Sopravvivere a Sarajevo

Sopravvivere a Sarajevo

Dal mese di aprile del 1992 al mese di marzo del 1996 la città di Sarajevo subisce l’assedio della Jugoslovenska Narodna Armija (Armata Popolare Jugoslava) che, con il sostegno delle forze serbo-bosniache, circonda la città trasformandola in un simbolo per tutto il mondo. Alcuni dati: Sarajevo, situata in una conca del fiume Miljacka, viene circondata da 260 carri armati, 120 mortai e un numero enorme di altre armi di piccolo e medio calibro. Un anello di 60 chilometri rimpinzato di bocche di fuoco: in media un’arma ogni 35 metri. Interrotte le telecomunicazioni, cominciano i bombardamenti e, durante gli anni di assedio, i cecchini si piazzano sui tetti dei palazzi, trasformando ogni abitante di Sarajevo in un potenziale bersaglio. In questi quattro estenuanti anni, la popolazione cerca di sopravvivere fisicamente e mentalmente. E per farlo si inventa meccanismi per produrre luce, per cucinare il cibo, per cucire vestiti. Ma l’uomo non ha bisogno solo di acqua, cibo e medicinali. Ha bisogno anche stimoli cerebrali che lo facciano sentire libero, anche se circondato; che alimentino la felicità, che restituiscano equilibrio a una mente prostrata dal dover badare giorno e notte alla propria sopravvivenza. A questo è servita l’arte in tutte le sue forme, prodotta ed esposta in ogni modo possibile in Sarajevo durante il lungo assedio. A testimoniare che una resilienza è possibile anche in situazioni estreme, in situazioni che potrebbero tornare, visti i tempi bui che ci aspettano, visto il nemico invisibile che ci circonda…

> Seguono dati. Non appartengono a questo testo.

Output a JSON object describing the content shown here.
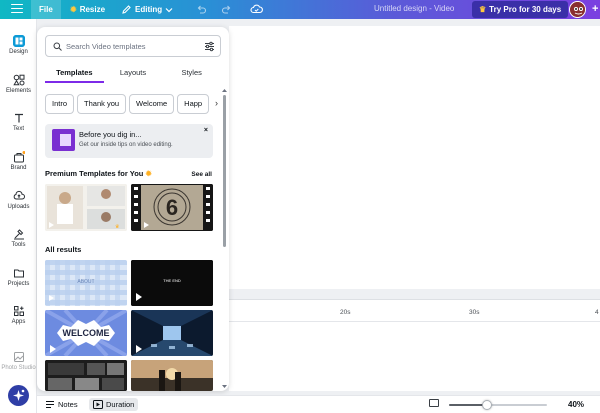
{
  "topbar": {
    "file_label": "File",
    "resize_label": "Resize",
    "editing_label": "Editing",
    "doc_title": "Untitled design - Video",
    "try_pro_label": "Try Pro for 30 days"
  },
  "rail": {
    "items": [
      {
        "label": "Design",
        "icon": "design-icon"
      },
      {
        "label": "Elements",
        "icon": "elements-icon"
      },
      {
        "label": "Text",
        "icon": "text-icon"
      },
      {
        "label": "Brand",
        "icon": "brand-icon"
      },
      {
        "label": "Uploads",
        "icon": "uploads-icon"
      },
      {
        "label": "Tools",
        "icon": "tools-icon"
      },
      {
        "label": "Projects",
        "icon": "projects-icon"
      },
      {
        "label": "Apps",
        "icon": "apps-icon"
      },
      {
        "label": "Photo Studio",
        "icon": "photo-studio-icon"
      }
    ]
  },
  "panel": {
    "search_placeholder": "Search Video templates",
    "tabs": [
      {
        "label": "Templates",
        "active": true
      },
      {
        "label": "Layouts",
        "active": false
      },
      {
        "label": "Styles",
        "active": false
      }
    ],
    "chips": [
      "Intro",
      "Thank you",
      "Welcome",
      "Happ"
    ],
    "tip": {
      "title": "Before you dig in...",
      "text": "Get our inside tips on video editing."
    },
    "premium_title": "Premium Templates for You",
    "see_all_label": "See all",
    "all_results_title": "All results",
    "thumb_texts": {
      "the_end": "THE END",
      "welcome": "WELCOME",
      "countdown": "6",
      "grid_caption": "ABOUT"
    }
  },
  "timeline": {
    "marks": [
      "20s",
      "30s",
      "4"
    ]
  },
  "bottombar": {
    "notes_label": "Notes",
    "duration_label": "Duration",
    "zoom_value": "40%",
    "zoom_fraction": 0.4
  },
  "colors": {
    "accent": "#7d2ae8",
    "active_rail": "#0c9ad6",
    "try_pro_bg": "#3a2fa8"
  }
}
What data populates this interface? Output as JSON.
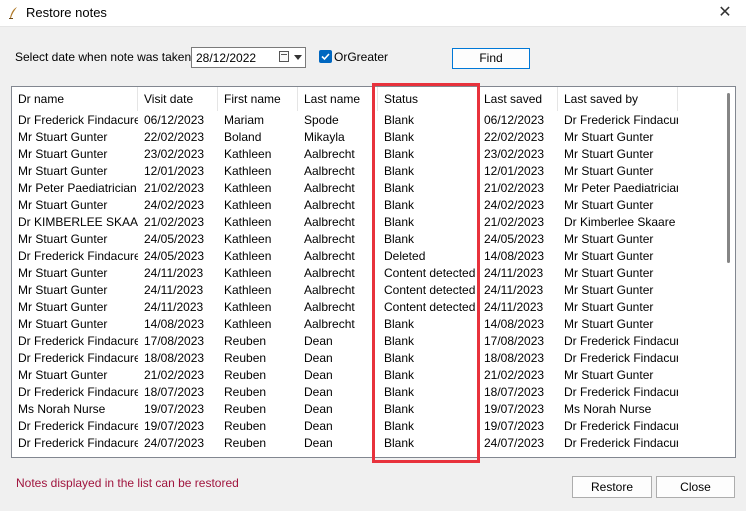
{
  "window": {
    "title": "Restore notes"
  },
  "filter": {
    "date_label": "Select date when note was taken:",
    "date_value": "28/12/2022",
    "or_greater_label": "OrGreater",
    "or_greater_checked": true,
    "find_label": "Find"
  },
  "table": {
    "columns": [
      "Dr name",
      "Visit date",
      "First name",
      "Last name",
      "Status",
      "Last saved",
      "Last saved by"
    ],
    "rows": [
      [
        "Dr Frederick Findacure",
        "06/12/2023",
        "Mariam",
        "Spode",
        "Blank",
        "06/12/2023",
        "Dr Frederick Findacure"
      ],
      [
        "Mr Stuart Gunter",
        "22/02/2023",
        "Boland",
        "Mikayla",
        "Blank",
        "22/02/2023",
        "Mr Stuart Gunter"
      ],
      [
        "Mr Stuart Gunter",
        "23/02/2023",
        "Kathleen",
        "Aalbrecht",
        "Blank",
        "23/02/2023",
        "Mr Stuart Gunter"
      ],
      [
        "Mr Stuart Gunter",
        "12/01/2023",
        "Kathleen",
        "Aalbrecht",
        "Blank",
        "12/01/2023",
        "Mr Stuart Gunter"
      ],
      [
        "Mr Peter Paediatrician",
        "21/02/2023",
        "Kathleen",
        "Aalbrecht",
        "Blank",
        "21/02/2023",
        "Mr Peter Paediatrician"
      ],
      [
        "Mr Stuart Gunter",
        "24/02/2023",
        "Kathleen",
        "Aalbrecht",
        "Blank",
        "24/02/2023",
        "Mr Stuart Gunter"
      ],
      [
        "Dr KIMBERLEE SKAA...",
        "21/02/2023",
        "Kathleen",
        "Aalbrecht",
        "Blank",
        "21/02/2023",
        "Dr Kimberlee Skaare"
      ],
      [
        "Mr Stuart Gunter",
        "24/05/2023",
        "Kathleen",
        "Aalbrecht",
        "Blank",
        "24/05/2023",
        "Mr Stuart Gunter"
      ],
      [
        "Dr Frederick Findacure",
        "24/05/2023",
        "Kathleen",
        "Aalbrecht",
        "Deleted",
        "14/08/2023",
        "Mr Stuart Gunter"
      ],
      [
        "Mr Stuart Gunter",
        "24/11/2023",
        "Kathleen",
        "Aalbrecht",
        "Content detected",
        "24/11/2023",
        "Mr Stuart Gunter"
      ],
      [
        "Mr Stuart Gunter",
        "24/11/2023",
        "Kathleen",
        "Aalbrecht",
        "Content detected",
        "24/11/2023",
        "Mr Stuart Gunter"
      ],
      [
        "Mr Stuart Gunter",
        "24/11/2023",
        "Kathleen",
        "Aalbrecht",
        "Content detected",
        "24/11/2023",
        "Mr Stuart Gunter"
      ],
      [
        "Mr Stuart Gunter",
        "14/08/2023",
        "Kathleen",
        "Aalbrecht",
        "Blank",
        "14/08/2023",
        "Mr Stuart Gunter"
      ],
      [
        "Dr Frederick Findacure",
        "17/08/2023",
        "Reuben",
        "Dean",
        "Blank",
        "17/08/2023",
        "Dr Frederick Findacure"
      ],
      [
        "Dr Frederick Findacure",
        "18/08/2023",
        "Reuben",
        "Dean",
        "Blank",
        "18/08/2023",
        "Dr Frederick Findacure"
      ],
      [
        "Mr Stuart Gunter",
        "21/02/2023",
        "Reuben",
        "Dean",
        "Blank",
        "21/02/2023",
        "Mr Stuart Gunter"
      ],
      [
        "Dr Frederick Findacure",
        "18/07/2023",
        "Reuben",
        "Dean",
        "Blank",
        "18/07/2023",
        "Dr Frederick Findacure"
      ],
      [
        "Ms Norah Nurse",
        "19/07/2023",
        "Reuben",
        "Dean",
        "Blank",
        "19/07/2023",
        "Ms Norah Nurse"
      ],
      [
        "Dr Frederick Findacure",
        "19/07/2023",
        "Reuben",
        "Dean",
        "Blank",
        "19/07/2023",
        "Dr Frederick Findacure"
      ],
      [
        "Dr Frederick Findacure",
        "24/07/2023",
        "Reuben",
        "Dean",
        "Blank",
        "24/07/2023",
        "Dr Frederick Findacure"
      ]
    ]
  },
  "footer": {
    "note": "Notes displayed in the list can be restored",
    "restore_label": "Restore",
    "close_label": "Close"
  },
  "colors": {
    "highlight": "#e8323c",
    "accent": "#0067c0",
    "note_text": "#a0153e"
  },
  "icons": {
    "app": "quill-icon",
    "close": "close-icon",
    "calendar": "calendar-icon",
    "dropdown": "chevron-down-icon",
    "check": "check-icon"
  }
}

In molti ricorderanno le immagini della biblioteca di Sarajevo in fiamme nell’agosto del 1992. Un tempio del sapere andato in fumo, una ferita insanabile. Eppure, il microcosmo della città assediata, come ha potuto, ha cercato in tutti i modi non solo di sopravvivere, ma di vivere e crescere, per non perdere la lucidità, la speranza e la consapevolezza che una nuova vita sarebbe stata possibile. Le parole chiave racchiuse in questo collage fotografico e di note sono “creatività” ed “equilibrio”, mescolate alle normali attività quotidiane portate avanti con ogni mezzo possibile e a rischio di morte costante dalla popolazione assediata. Nel tentativo di riscaldare cibo e stanze si bruciava di tutto: scarpe di pelle di serpente, mobili, tappeti. Si scambiavano viveri con piccoli lavori manuali, con tagli di capelli. Le sigarette saranno il bene più scambiato e più richiesto. E tra queste minuscole attività vitali, gli artisti creano laddove tutto viene distrutto. Uno sforzo dell’anima per creare gioia. Ecco allora spettacoli teatrali, installazioni artistiche, nel maggio del 1993 viene organizzata la sfilata Miss Sarajevo sotto assedio. “Non potevamo fare nulla per evitare la distruzione della città. Ma c’era in noi una sorta di resistenza: dovevamo mantenere vivo almeno lo spirito della città. Se avessimo lasciato che si smorzasse, Sarajevo sarebbe morta definitivamente.” Così svetta sopra la Miljacka L’uomo che volava sul fiume, enorme installazione dell’artista Enes Sivac, con la speranza che tutti i runner (com’erano chiamati tutti quelli che attraversavano di corsa un ponte sotto la mira dei cecchini) potessero vedere l’opera e, da questa, trarre coraggio e speranza.